For years, these refugees worked as gardeners, construction workers, and "handymen" in their former village. [4] The Dada movement, a guiding force for Ein Hod's artists, called for the negation of bourgeois linguistic and pictorial conventions, and for a return to a generalized, indigenous, primitive art, with an emphasis on paradox in the form of nihilistic satire. To these artists, Ayn Hawd is a found object. Its glory: the ruins-aesthetic (in stark contrast with the perceived artificiality of modern Israeli architecture), and its inhabitants have gone to great length to preserve this "distressed" look, thanks, in part, to the services and know-how of the village's original owners.

In October 1998 a forest fire raged through the Carmel hills, damaging several Jewish settlements, including Nir Etzion and Ein Hod. The fire also licked at the houses of Ayn Hawd al-Jadida, which would have burned to the ground were it not for the residents' efforts to stave off the fire with their hands. The provisional water supply to the village from Nir Etzion was cut off, and all Israeli fire fighting efforts concentrated on evacuating the Jewish residents and extinguishing their settlements. Ayn Hawd al-Jadida, the unrecognized village nestled in the heart of the forest planted by the JNF, was all but forgotten. Israeli TV was flooded with broadcasts of Ein Hod artists lamenting the loss of their homes overnight, while Israeli news media incited public hysteria by insinuating that the fire was the result of arson on the part of "hostile elements." Subsequently, and despite the police's own assertions that there was really no evidence to substantiate such claims, a resident of Ayn Hawd al-Jadida was arrested for setting the forest ablaze.
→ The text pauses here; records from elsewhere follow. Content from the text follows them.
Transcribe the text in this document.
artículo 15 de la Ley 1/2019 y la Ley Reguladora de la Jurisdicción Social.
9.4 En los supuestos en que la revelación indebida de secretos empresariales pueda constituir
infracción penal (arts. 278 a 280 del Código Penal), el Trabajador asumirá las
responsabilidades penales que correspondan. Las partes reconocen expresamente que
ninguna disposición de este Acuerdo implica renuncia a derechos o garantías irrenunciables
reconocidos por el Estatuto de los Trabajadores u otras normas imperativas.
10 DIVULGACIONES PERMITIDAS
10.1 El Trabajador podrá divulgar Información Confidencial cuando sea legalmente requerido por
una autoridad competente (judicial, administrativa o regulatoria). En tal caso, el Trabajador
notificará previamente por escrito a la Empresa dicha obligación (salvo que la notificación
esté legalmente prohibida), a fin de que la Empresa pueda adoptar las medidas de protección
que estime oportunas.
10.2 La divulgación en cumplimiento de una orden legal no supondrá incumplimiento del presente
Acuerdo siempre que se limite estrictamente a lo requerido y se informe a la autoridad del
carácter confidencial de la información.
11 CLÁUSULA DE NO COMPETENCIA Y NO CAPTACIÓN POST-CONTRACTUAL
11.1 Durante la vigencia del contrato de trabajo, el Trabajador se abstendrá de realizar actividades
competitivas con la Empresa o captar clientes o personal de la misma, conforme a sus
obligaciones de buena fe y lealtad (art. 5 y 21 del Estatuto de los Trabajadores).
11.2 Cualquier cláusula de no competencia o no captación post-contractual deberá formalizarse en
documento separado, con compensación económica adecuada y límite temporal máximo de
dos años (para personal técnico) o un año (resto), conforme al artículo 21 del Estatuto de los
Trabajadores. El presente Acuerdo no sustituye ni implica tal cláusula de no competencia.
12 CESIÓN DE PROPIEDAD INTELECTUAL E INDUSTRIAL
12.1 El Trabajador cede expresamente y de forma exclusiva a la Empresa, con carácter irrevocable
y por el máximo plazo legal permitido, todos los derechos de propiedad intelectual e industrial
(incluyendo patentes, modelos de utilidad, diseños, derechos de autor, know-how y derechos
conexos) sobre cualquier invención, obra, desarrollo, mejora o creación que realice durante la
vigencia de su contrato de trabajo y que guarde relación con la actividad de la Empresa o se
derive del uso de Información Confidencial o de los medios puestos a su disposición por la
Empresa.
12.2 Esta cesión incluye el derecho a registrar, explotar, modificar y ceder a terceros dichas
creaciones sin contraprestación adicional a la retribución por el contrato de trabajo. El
Inspired by “Facing the Forests,” 500 DUNAM on the M00N inverts Yehoshua’s story (no more severed tongue) to document the art of dispossession and the creativity of the dispossessed.


Footnotes

  1. A land measurement unit. dunam = 1,000 meter square.   4 dunam = aprox. 1 acre

  2. For further reading see: The Object of Memory: Arab and Jew Narrate the Palestinian Village by Susan Slyomovics, University of Pennsylvania Press, 1998.

  3. Present Absentees are those Palestinians whose property ( e.g. villages) was confiscated under the Absentee Property Law (1950), but who were found to be present (within the borders of the new state) in the population census, and were thus registered as citizens of the state according to the Israeli Nationality Law (1952).

  4. The residents of Ayn Hawd al-Jadida have also worked as day laborers in their former fields expropriated by the neighboring Kibbutz Nir Etzion which was established on Ayn Hawd 's agricultural lands.